Après is mostly onsen, not bar stools. Hit the hot water, thaw out properly, then lean into a relaxed evening. If you want a little more atmosphere, Takayama’s compact nightlife is more about mellow drinks and small spots than big parties, which suits the early-start skiing rhythm perfectly.
Getting There
Closest airport options depend on your route. Toyama Airport is often the most practical regional airport for a drive-in trip, while Chubu Centrair International Airport works well if you’re building a bigger Gifu loop from the Nagoya side. From either direction, a rental car is the move.
By road, expect roughly ~1 hour from Takayama in good winter driving conditions, and around ~1.5 hours from Toyama city area depending on the route and snowfall.
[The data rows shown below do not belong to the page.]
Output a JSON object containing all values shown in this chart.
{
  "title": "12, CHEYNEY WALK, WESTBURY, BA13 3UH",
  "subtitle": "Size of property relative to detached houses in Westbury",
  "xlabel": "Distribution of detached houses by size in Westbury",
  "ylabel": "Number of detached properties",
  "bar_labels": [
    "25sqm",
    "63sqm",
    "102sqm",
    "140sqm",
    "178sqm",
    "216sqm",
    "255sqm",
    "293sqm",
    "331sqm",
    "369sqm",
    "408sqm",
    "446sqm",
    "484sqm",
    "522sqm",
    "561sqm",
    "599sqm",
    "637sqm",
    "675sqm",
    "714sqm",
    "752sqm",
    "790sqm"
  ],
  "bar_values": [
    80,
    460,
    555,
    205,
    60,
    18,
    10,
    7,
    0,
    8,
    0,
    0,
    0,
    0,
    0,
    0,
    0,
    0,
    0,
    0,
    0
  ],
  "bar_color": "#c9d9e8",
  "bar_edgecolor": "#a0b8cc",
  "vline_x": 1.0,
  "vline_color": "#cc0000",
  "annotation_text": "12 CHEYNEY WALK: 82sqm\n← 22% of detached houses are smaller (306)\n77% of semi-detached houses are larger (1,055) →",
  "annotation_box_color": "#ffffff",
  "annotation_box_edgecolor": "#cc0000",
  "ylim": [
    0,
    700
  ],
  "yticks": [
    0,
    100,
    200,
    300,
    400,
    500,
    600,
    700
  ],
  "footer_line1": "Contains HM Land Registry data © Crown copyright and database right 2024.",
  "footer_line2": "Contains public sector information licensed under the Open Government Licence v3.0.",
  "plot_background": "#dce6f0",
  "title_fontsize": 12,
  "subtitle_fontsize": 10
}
Public transport is possible in theory but tends to be awkward in practice unless you’ve lined up exact bus timing. If you’re serious about storm chasing, having wheels makes the whole experience smoother.
Winter driving tips: proper snow tires are non-negotiable, and storms can turn “easy drive” into slow-motion trenching on the roads. Carry a small shovel, keep your tank topped up, and don’t assume the last stretch will be cleared instantly after a big dumpage. If a storm really hits, leave earlier than you think and drive like you want to ski tomorrow too.
Japow Travel Tips
- Lift hours: Day skiing typically runs ~8:30am to ~4:30pm. Night skiing is usually offered on select evenings, generally finishing around ~9:00pm.
- Avalanche / backcountry reality: This is not a resort with a big controlled gate culture. Treat anything beyond open terrain as serious terrain that requires planning, partners, and proper avy awareness.
- Weather & snow patterns: Being inland helps keep temps colder and snow feel lighter than the coastal edge. Storm cycles can be consistent, and visibility can still go white room during heavier snowfall.
- Language/cultural quirks: Expect a local-first experience. Staff are helpful, but English support is limited, so a simple, polite, point-and-smile approach goes a long way.
- Anything unique to this resort: The combo of real vertical and low crowds is the standout. It’s the kind of place where you can keep skiing without feeling rushed, and still find soft snow off the sides well into the day.
- Nearby resorts worth pairing: If you’re doing a Gifu mission, stitch it into a multi-day loop with Honoki Daira for wide-open groomers, then drop south into the Okumino cluster: Dynaland and Takasu Snow Park for big terrain and parks, Meiho for long cruisers, and Washigatake for night missions. If you’re chasing smaller, quieter turns, Hirugano Kogen and White Pia Takasu are easy add-ons, and Winghills Shirotori is a solid elevation play when the storm line shifts.
Verdict: The quiet Gifu vertical fix
This is the kind of resort that makes a storm day feel simple again: show up, ride good terrain, find secret stash turns in the trees, and finish with an onsen soak instead of a crowd battle. It’s not a flashy, internationalized destination, but for pow chasers who value real vertical and low-key vibes, Hida Nagareha is a seriously satisfying piece of the Gifu puzzle.